Once MediaPipe was set up, all I needed to do was write a callback function that processes the pose information, as seen below.
extension ScoreDetectionService: PoseLandmarkerServiceLiveStreamDelegate {
func poseLandmarkerService(_ poseLandmarkerService: PoseLandmarkerService, didFinishDetection result: ResultBundle?, error: Error?) {
// This delegate is called by the PoseLandmarkerService delegate, which processes data then gives it to us
guard let poseLandmarkerResult = result?.poseLandmarkerResults.first as? PoseLandmarkerResult else { return }
for playerLandmarks in poseLandmarkerResult.landmarks {
// Extract useful pose landmarks
let noseLandmark = playerLandmarks[0]
let leftWristLandmark = playerLandmarks[15]
let leftShoulderLandmark = playerLandmarks[11]
// Check which side of screen
let isLeftSide = noseLandmark.x < 0.5
// Check if raising hand
let isRaisingHand = leftWristLandmark.y >= leftShoulderLandmark.y
// Pass it to the corresponding player side hand detection service
if isLeftSide {
self.leftSidePlayer.update(isRaisingHand: isRaisingHand)
}
else {
self.rightSidePlayer.update(isRaisingHand: isRaisingHand)
}
}
}
}
This function will detect which side the player is on and whether or not they are raising their hand. We then update the player state to see if they've raised their hand long enough.
class PlayerHandDetectionService {
var handRaised: Bool = false
var handRaiseStartTime: Date = Date.distantFuture
var handRaiseCounted = false
var onPlayerWinsPoint: () -> Void
init(onPlayerWinsPoint: @escaping () -> Void) {
self.onPlayerWinsPoint = onPlayerWinsPoint
}
func update(isRaisingHand: Bool) {
// TODO: If we've been raising our hand long enough, give a point
// Get current time
let currentTime = Date()
// If raising hand, check if we passed the threshold
if isRaisingHand {
// Just started raising our hand
if !self.handRaised {
self.handRaised = true
self.handRaiseStartTime = currentTime
self.handRaiseCounted = false
}
// We've raised our hand long enough, give a point
else if !self.handRaiseCounted && currentTime.timeIntervalSince(self.handRaiseStartTime) >= DefaultConstants.handRaiseDurationThreshold {
self.onPlayerWinsPoint()
self.handRaiseCounted = true
}
}
// Else, reset hand check state
else {
self.handRaiseStartTime = Date.distantFuture
self.handRaised = false
self.handRaiseCounted = false
}
}
}
And the result works pretty well!
Next Steps
I actually ended up testing the app and it seems to work fine.

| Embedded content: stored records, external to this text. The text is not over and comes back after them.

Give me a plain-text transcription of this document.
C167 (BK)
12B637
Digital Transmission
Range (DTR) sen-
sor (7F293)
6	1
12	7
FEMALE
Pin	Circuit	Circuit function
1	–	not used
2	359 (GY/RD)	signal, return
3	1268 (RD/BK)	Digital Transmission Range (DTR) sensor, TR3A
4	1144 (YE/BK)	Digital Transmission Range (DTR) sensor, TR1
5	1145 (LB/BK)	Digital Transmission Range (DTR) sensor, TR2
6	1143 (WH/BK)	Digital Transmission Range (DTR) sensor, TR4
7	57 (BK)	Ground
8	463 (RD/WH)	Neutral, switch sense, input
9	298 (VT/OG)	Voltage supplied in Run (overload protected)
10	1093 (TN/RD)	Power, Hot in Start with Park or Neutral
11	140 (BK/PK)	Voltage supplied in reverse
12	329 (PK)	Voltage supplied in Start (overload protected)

The only problem is that no one wants to raise their hand, either because it's awkward or just annoying.
For my next steps, I have two ideas:
- The logical next step is to make the app automatically detect the points (despite the challenges I described earlier). Someone on YouTube kind of got this working, so it's definitely possible.
- Perhaps more interesting, I want to build an app that will "transcribe" the game into a full 3D reconstructed live scene, where the player can go back and analyze their form and see where they can improve. I'll do this by detecting where in space each item is at every frame, then rendering that into a 3D scene with something like Three.js or Unity. I was thinking of using low poly models to make everything look more cohesive.

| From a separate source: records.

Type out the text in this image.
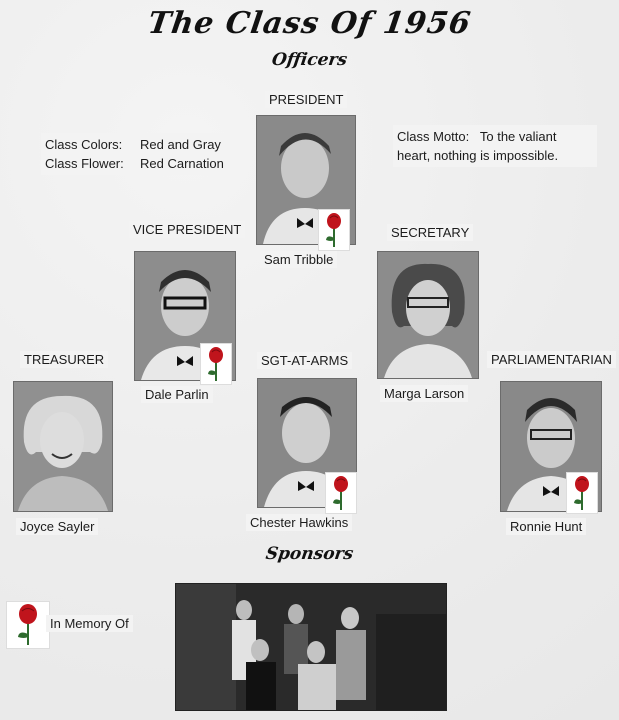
The Class Of 1956
Officers
Class Colors:	Red and Gray
Class Flower:	Red Carnation
Class Motto: To the valiant heart, nothing is impossible.
PRESIDENT
Sam Tribble
VICE PRESIDENT
Dale Parlin
SECRETARY
Marga Larson
TREASURER
Joyce Sayler
SGT-AT-ARMS
Chester Hawkins
PARLIAMENTARIAN
Ronnie Hunt
Sponsors
In Memory Of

For my second idea, I also want to try implementing a deep learning model that will test your form against professional players' forms that hit the ball in a similar situation; thus you can see how to improve. To go even further, an LLM could teach you specific steps/advice to achieve better form.
Overall, I think my next steps will be way harder and more ambitious, but hey, that sounds more fun anyway.